Alan R. Sandstrom is a sociocultural anthropologist with interests in cultural ecology, cultural materialism, economic anthropology, history and theory of anthropology, Native peoples of Mesoamerica and North America, and religion, ritual, and symbolism. He has conducted ethnographic field research among Tibetans in exile in the Himalaya region of Himachal Pradesh, northern India, and worked for more than 40 years among Nahuatl speakers of northern Veracruz, Mexico.
Sandstrom began fieldwork among the Nahua in Mexico in the summer of 1970, returning for a 16-month stay in 1972-1973 to collect data for a dissertation in anthropology at Indiana University. From 1974 until the present, the research has been a joint venture with his wife, Pamela Effrein Sandstrom, who earned master's and doctoral degrees in library and information science at Indiana University. Together, the Sandstroms have visited a small community of 600 Nahuatl speakers regularly over the intervening years. In 1985, they returned to the field accompanied by their three-year-old son, Michael Anthony Sandstrom. In addition to numerous shorter visits ranging from a few days to a few weeks, the Sandstroms have been in residence in the village for long periods during 1985-1986, 1990, and 1997-1998. The last extended stay was during joint sabbatical research leaves granted by Indiana University-Purdue University Fort Wayne in 2006-2007.
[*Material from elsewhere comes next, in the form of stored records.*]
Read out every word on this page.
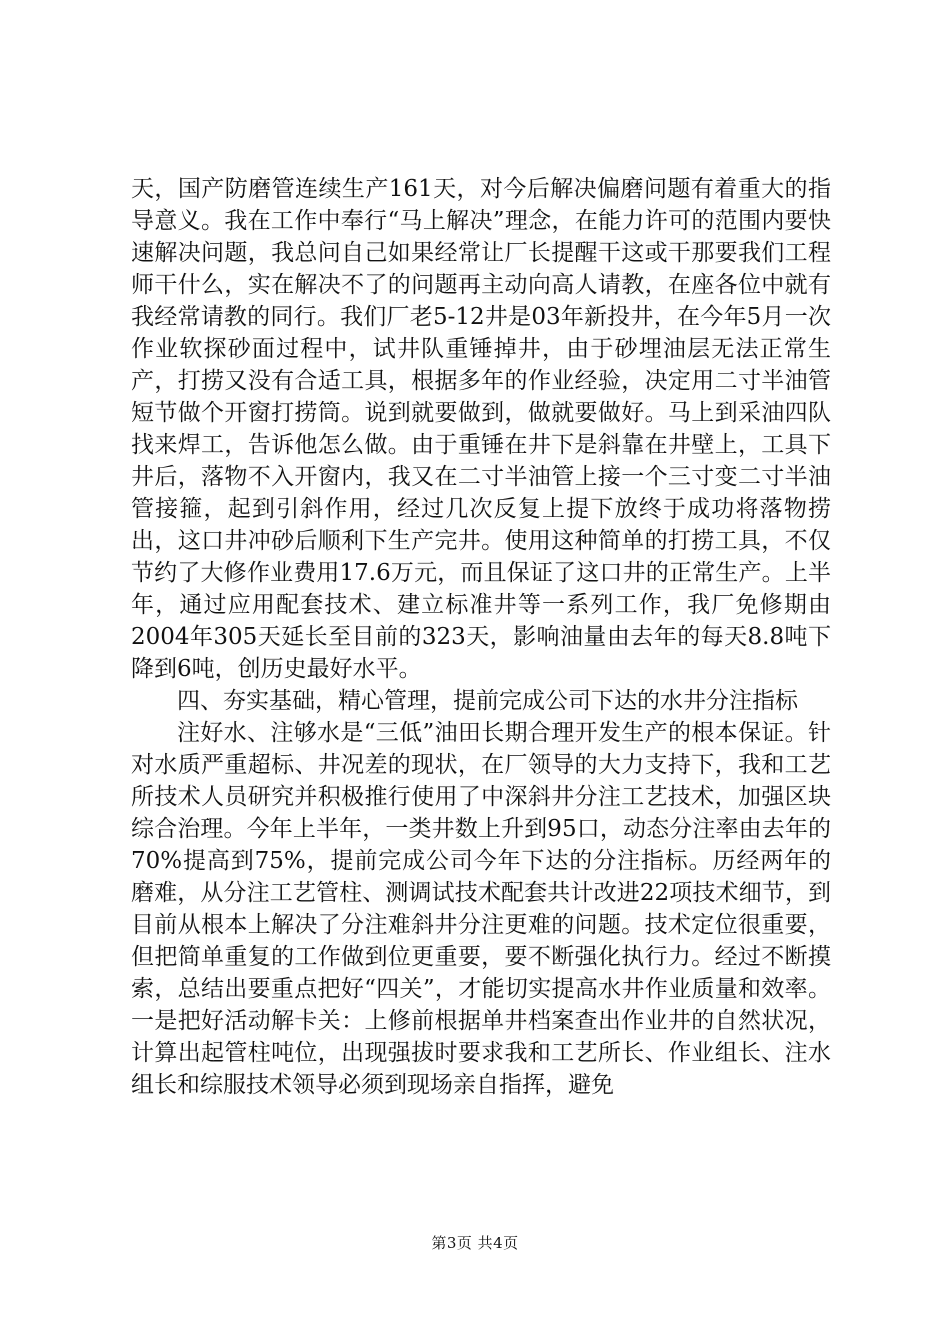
天，国产防磨管连续生产161天，对今后解决偏磨问题有着重大的指导意义。我在工作中奉行“马上解决”理念，在能力许可的范围内要快速解决问题，我总问自己如果经常让厂长提醒干这或干那要我们工程师干什么，实在解决不了的问题再主动向高人请教，在座各位中就有我经常请教的同行。我们厂老5-12井是03年新投井，在今年5月一次作业软探砂面过程中，试井队重锤掉井，由于砂埋油层无法正常生产，打捞又没有合适工具，根据多年的作业经验，决定用二寸半油管短节做个开窗打捞筒。说到就要做到，做就要做好。马上到采油四队找来焊工，告诉他怎么做。由于重锤在井下是斜靠在井壁上，工具下井后，落物不入开窗内，我又在二寸半油管上接一个三寸变二寸半油管接箍，起到引斜作用，经过几次反复上提下放终于成功将落物捞出，这口井冲砂后顺利下生产完井。使用这种简单的打捞工具，不仅节约了大修作业费用17.6万元，而且保证了这口井的正常生产。上半年，通过应用配套技术、建立标准井等一系列工作，我厂免修期由2004年305天延长至目前的323天，影响油量由去年的每天8.8吨下降到6吨，创历史最好水平。

四、夯实基础，精心管理，提前完成公司下达的水井分注指标

注好水、注够水是“三低”油田长期合理开发生产的根本保证。针对水质严重超标、井况差的现状，在厂领导的大力支持下，我和工艺所技术人员研究并积极推行使用了中深斜井分注工艺技术，加强区块综合治理。今年上半年，一类井数上升到95口，动态分注率由去年的70%提高到75%，提前完成公司今年下达的分注指标。历经两年的磨难，从分注工艺管柱、测调试技术配套共计改进22项技术细节，到目前从根本上解决了分注难斜井分注更难的问题。技术定位很重要，但把简单重复的工作做到位更重要，要不断强化执行力。经过不断摸索，总结出要重点把好“四关”，才能切实提高水井作业质量和效率。一是把好活动解卡关：上修前根据单井档案查出作业井的自然状况，计算出起管柱吨位，出现强拔时要求我和工艺所长、作业组长、注水组长和综服技术领导必须到现场亲自指挥，避免

第3页 共4页
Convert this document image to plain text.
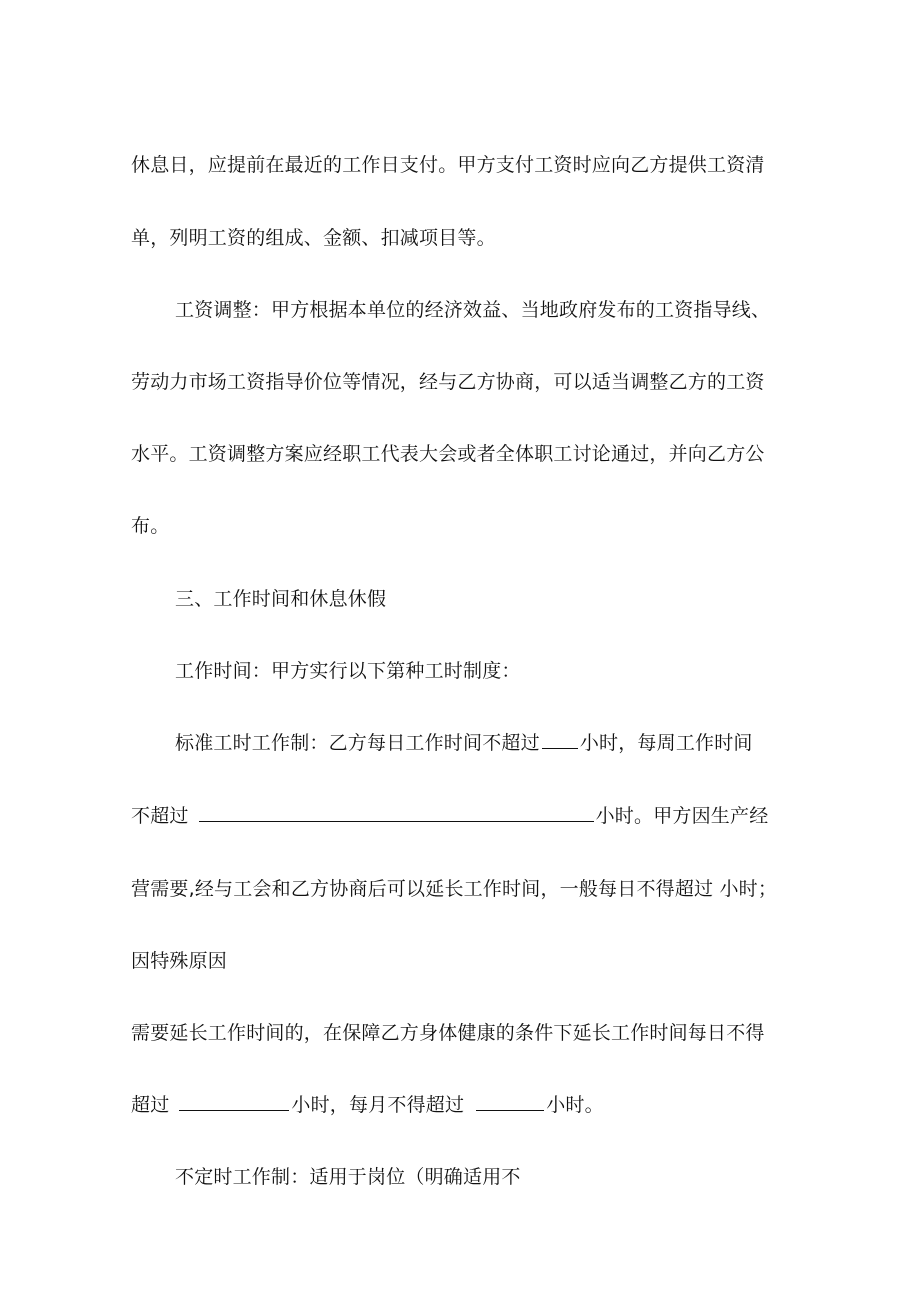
休息日，应提前在最近的工作日支付。甲方支付工资时应向乙方提供工资清
单，列明工资的组成、金额、扣减项目等。
工资调整：甲方根据本单位的经济效益、当地政府发布的工资指导线、
劳动力市场工资指导价位等情况，经与乙方协商，可以适当调整乙方的工资
水平。工资调整方案应经职工代表大会或者全体职工讨论通过，并向乙方公
布。
三、工作时间和休息休假
工作时间：甲方实行以下第种工时制度：
标准工时工作制：乙方每日工作时间不超过 小时，每周工作时间
不超过	小时。甲方因生产经
营需要,经与工会和乙方协商后可以延长工作时间，一般每日不得超过 小时；
因特殊原因
需要延长工作时间的，在保障乙方身体健康的条件下延长工作时间每日不得
超过	小时，每月不得超过	小时。
不定时工作制：适用于岗位（明确适用不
Sandstrom's long-term ethnographic fieldwork based on participant observation has been conducted in a single community he calls Amatlán (a pseudonym used to protect the privacy of research consultants and community members). The village is located in the municipio of Ixhuatlán de Madero, Veracruz, Mexico, in the foothills of the Sierra Madre Oriental mountains; the community should not be confused with other locales in Veracruz named Amatlán. Research methodologies have included formal and informal interviewing, observation and photography of daily life and rituals, questionnaire research, elicitation of kinship data, compilation of census data, mapping for GIS analysis, and archival research in state and regional archives in Mexico. The Sandstroms' eight-month stay during 1980 among the Tibetans in exile in northern India provided a valuable cross-cultural perspective that has served to clarify the Mesoamerican data on religious ideology.